Bei einer stoffungebundenen Sucht sind die Symptome vergleichbar: Die Betroffenen verspüren ein extremes Verlangen nach dem Verhalten, verlieren die Kontrolle über Handlungen und Entscheidungen, entwickeln oft eine Toleranz gegenüber der Verhaltenswirkung, vernachlässigen andere Aktivitäten und hören trotz negativer Folgen nicht mit dem Suchtverhalten auf.
Auch Entzugssymptome wie Unruhe oder Schlaflosigkeit scheinen bei stoffungebundener Sucht vorzukommen. Ob die Symptome wirklich klassische Entzugserscheinungen sind, ist aber wissenschaftlich umstritten: Es könnten auch Anzeichen einer Angststörung oder Depression sein, die durch den Verzicht auf das Suchtverhalten – und damit durch die fehlende Ablenkung – deutlicher zutage treten.
Häufig bleibt eine Sucht lange unentdeckt – etwa weil die Symptome sich schleichend entwickeln.
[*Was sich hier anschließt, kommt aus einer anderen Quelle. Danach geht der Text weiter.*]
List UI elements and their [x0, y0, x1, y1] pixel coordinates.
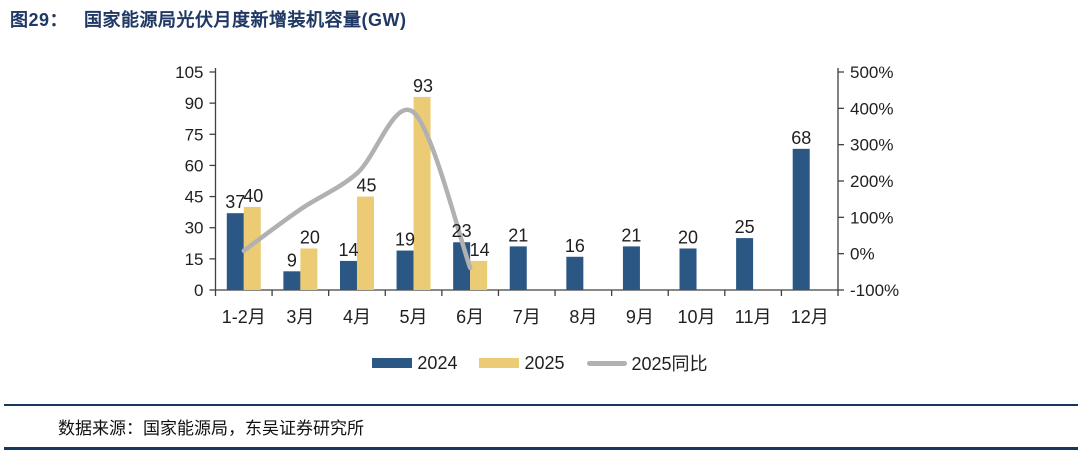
right-axis-labels: 500% 400% 300% 200% 100% 0% -100%	[838, 63, 899, 300]
x-axis-label: 5月	[400, 307, 428, 327]
legend-swatch-2024	[372, 358, 413, 368]
bar-2025	[300, 248, 318, 290]
legend-item-2024: 2024	[372, 353, 457, 374]
left-axis-tick-label: 45	[185, 188, 204, 207]
legend-label-2025: 2025	[524, 352, 565, 373]
value-label-2024: 14	[338, 240, 358, 260]
bar-2025	[413, 96, 431, 290]
left-axis-tick-label: 75	[185, 125, 204, 144]
left-axis-tick-label: 30	[185, 219, 204, 238]
value-label-2024: 19	[395, 230, 415, 250]
value-label-2025: 40	[243, 186, 263, 206]
bar-2024	[226, 213, 244, 290]
right-axis-tick-label: -100%	[850, 281, 899, 300]
figure-title-text: 国家能源局光伏月度新增装机容量(GW)	[84, 10, 407, 30]
chart-area: 105 90 75 60 45 30 15 0 500% 400% 300% 200% 100% 0% -1…	[0, 40, 1082, 340]
value-label-2024: 16	[565, 236, 585, 256]
left-axis-tick-label: 15	[185, 250, 204, 269]
value-label-2025: 45	[356, 176, 376, 196]
left-axis-tick-label: 90	[185, 94, 204, 113]
legend-label-2024: 2024	[417, 352, 458, 373]
right-axis-tick-label: 500%	[850, 63, 893, 82]
bar-2024	[283, 271, 301, 290]
bar-2025	[470, 260, 488, 290]
right-axis-tick-label: 400%	[850, 99, 893, 118]
bar-2024	[396, 250, 414, 290]
bars-2024	[226, 148, 810, 290]
x-axis-labels: 1-2月 3月 4月 5月 6月 7月 8月 9月 10月 11月 12月	[222, 307, 829, 327]
bar-2024	[339, 260, 357, 290]
bar-2025	[356, 196, 374, 290]
x-axis-label: 3月	[286, 307, 314, 327]
bar-2024	[509, 246, 527, 290]
left-axis-tick-label: 105	[175, 63, 203, 82]
right-axis-tick-label: 300%	[850, 136, 893, 155]
value-label-2025: 20	[300, 227, 320, 247]
legend-swatch-2025	[479, 358, 520, 368]
chart-canvas: 105 90 75 60 45 30 15 0 500% 400% 300% 200% 100% 0% -1…	[175, 63, 899, 327]
bar-2024	[566, 256, 584, 290]
x-axis-label: 6月	[456, 307, 484, 327]
legend-line-swatch-yoy	[586, 360, 627, 366]
x-axis-label: 1-2月	[222, 307, 266, 327]
value-label-2024: 21	[508, 225, 528, 245]
bar-2024	[792, 148, 810, 290]
source-text: 数据来源：国家能源局，东吴证券研究所	[58, 419, 364, 438]
right-axis-tick-label: 200%	[850, 172, 893, 191]
value-label-2024: 21	[621, 225, 641, 245]
figure-number: 图29：	[10, 10, 69, 30]
left-axis-labels: 105 90 75 60 45 30 15 0	[175, 63, 216, 300]
bar-2024	[736, 238, 754, 290]
legend-item-yoy: 2025同比	[586, 350, 708, 376]
right-axis-tick-label: 100%	[850, 208, 893, 227]
value-label-2024: 25	[735, 217, 755, 237]
x-axis-label: 4月	[343, 307, 371, 327]
bar-2024	[622, 246, 640, 290]
chart-legend: 2024 2025 2025同比	[150, 350, 930, 376]
value-label-2025: 14	[470, 240, 490, 260]
x-axis-label: 8月	[569, 307, 597, 327]
x-axis-label: 10月	[678, 307, 716, 327]
legend-label-yoy: 2025同比	[631, 354, 708, 374]
x-axis-label: 7月	[513, 307, 541, 327]
legend-item-2025: 2025	[479, 352, 565, 374]
x-axis-label: 9月	[626, 307, 654, 327]
source-row: 数据来源：国家能源局，东吴证券研究所	[4, 404, 1078, 450]
x-axis-label: 12月	[791, 307, 829, 327]
bar-2024	[679, 248, 697, 290]
value-label-2025: 93	[413, 76, 433, 96]
left-axis-tick-label: 60	[185, 156, 204, 175]
x-axis-label: 11月	[735, 307, 772, 327]
figure-title: 图29： 国家能源局光伏月度新增装机容量(GW)	[10, 6, 407, 32]
value-label-2024: 9	[287, 250, 297, 270]
bar-2025	[243, 206, 261, 290]
yoy-line	[241, 107, 473, 271]
left-axis-tick-label: 0	[194, 281, 203, 300]
right-axis-tick-label: 0%	[850, 245, 875, 264]
bar-value-labels: 37 9 14 19 23 21 16 21 20 25 68 40 20 45 93 14	[225, 76, 811, 270]
bars-2025	[243, 96, 488, 290]
value-label-2024: 68	[791, 128, 811, 148]
value-label-2024: 37	[225, 192, 245, 212]
value-label-2024: 23	[452, 221, 472, 241]
value-label-2024: 20	[678, 227, 698, 247]
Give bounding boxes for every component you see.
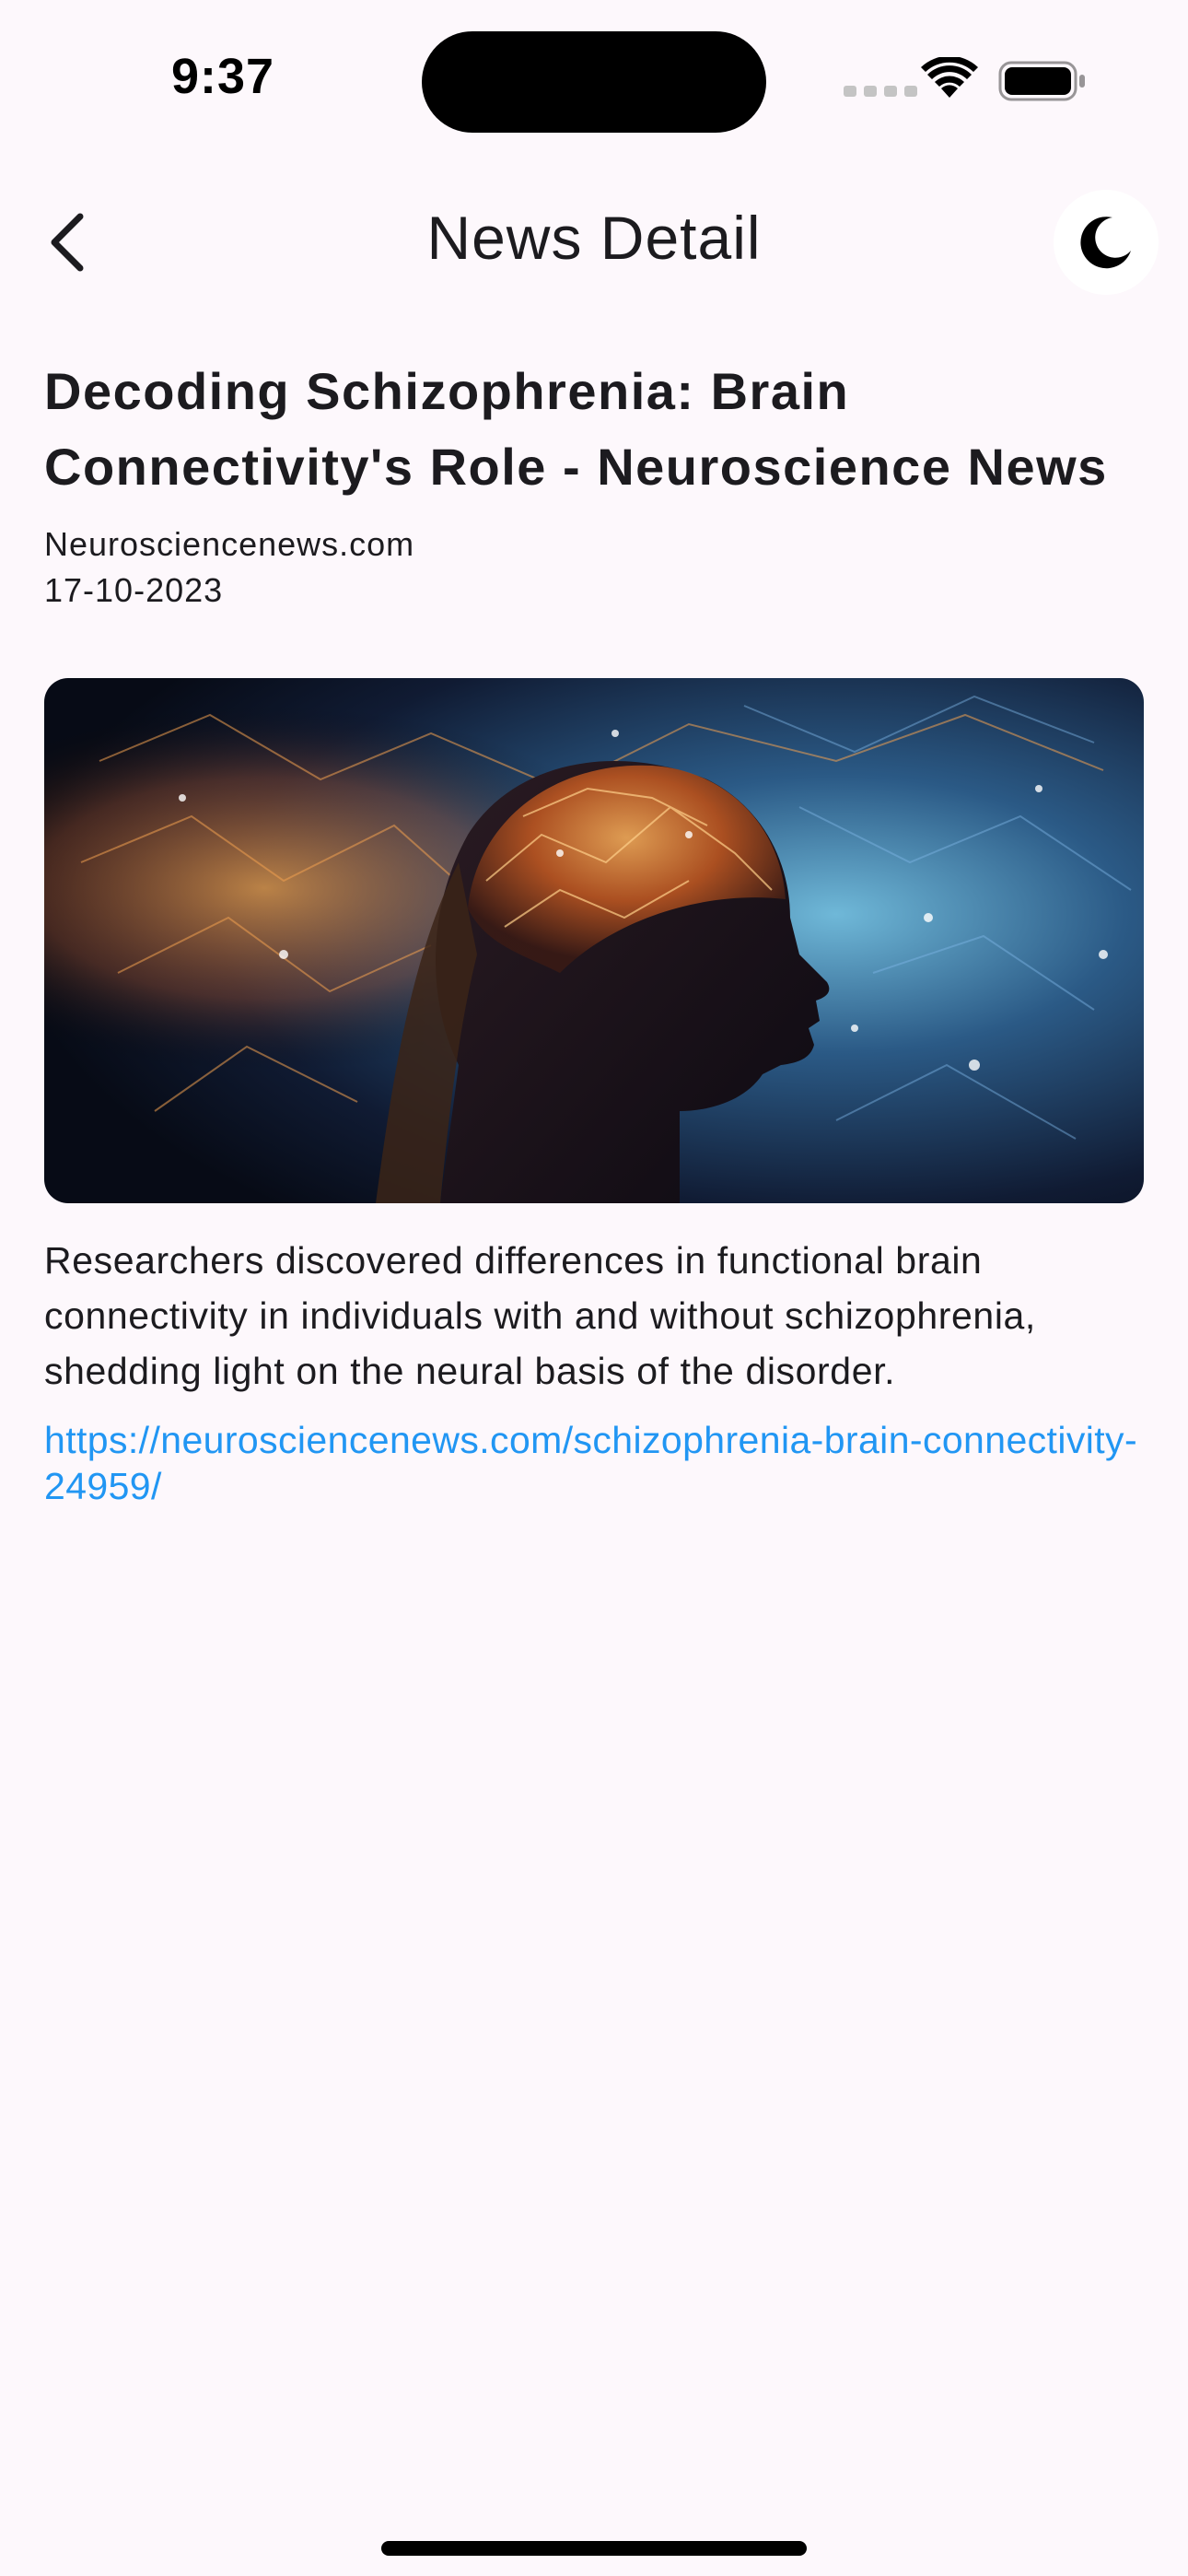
article-link[interactable]: https://neurosciencenews.com/schizophren… bbox=[44, 1419, 1138, 1507]
battery-icon bbox=[998, 61, 1085, 101]
cellular-signal-icon bbox=[844, 86, 917, 97]
status-bar: 9:37 bbox=[0, 0, 1188, 157]
article-title: Decoding Schizophrenia: Brain Connectivi… bbox=[44, 362, 1108, 496]
moon-icon bbox=[1080, 217, 1131, 269]
article-source: Neurosciencenews.com bbox=[44, 525, 415, 563]
article-description: Researchers discovered differences in fu… bbox=[44, 1239, 1036, 1392]
page-title: News Detail bbox=[426, 204, 762, 272]
wifi-icon bbox=[921, 57, 978, 98]
status-time: 9:37 bbox=[171, 49, 275, 104]
article-date: 17-10-2023 bbox=[44, 571, 224, 609]
home-indicator[interactable] bbox=[381, 2541, 807, 2556]
article-content: Decoding Schizophrenia: Brain Connectivi… bbox=[44, 354, 1144, 1509]
app-bar: News Detail bbox=[0, 184, 1188, 299]
article-image bbox=[44, 678, 1144, 1203]
back-button[interactable] bbox=[26, 201, 109, 284]
chevron-left-icon bbox=[51, 213, 84, 272]
theme-toggle-button[interactable] bbox=[1054, 190, 1159, 295]
dynamic-island bbox=[422, 31, 766, 133]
Oder weil die Betroffenen sie aus Scham geheim halten: Manche führen über lange Zeit ein regelrechtes Doppelleben.
In welchem Ausmaß die Sucht dabei das soziale Leben der Betroffenen beeinträchtigt, ist je nach Art der Suchterkrankung unterschiedlich. Meist wirkt sich eine Abhängigkeit auf alle Lebensbereiche aus: Sie kann den gesellschaftlichen und schulischen oder beruflichen Abstieg bedeuten und vor allem auch im privaten Umfeld zu massiven Problemen führen.
Die Folgen für die Gesundheit unterscheiden sich bei den verschiedenen Suchtkrankheiten ebenfalls. Teils entwickeln sich als Spätfolgen einer Sucht schwere psychische Symptome (etwa im Rahmen von Depressionen oder Psychosen) und körperliche Schädigungen (wie Gewichtsverlust, Schwächung des Immunsystems oder Organschäden). Hinzu kommen ein erhöhtes Suizidrisiko und – bei Substanzabhängigkeit – das Risiko einer Überdosierung, die zu Herz-Kreislauf-Versagen und Atemstillstand führen kann.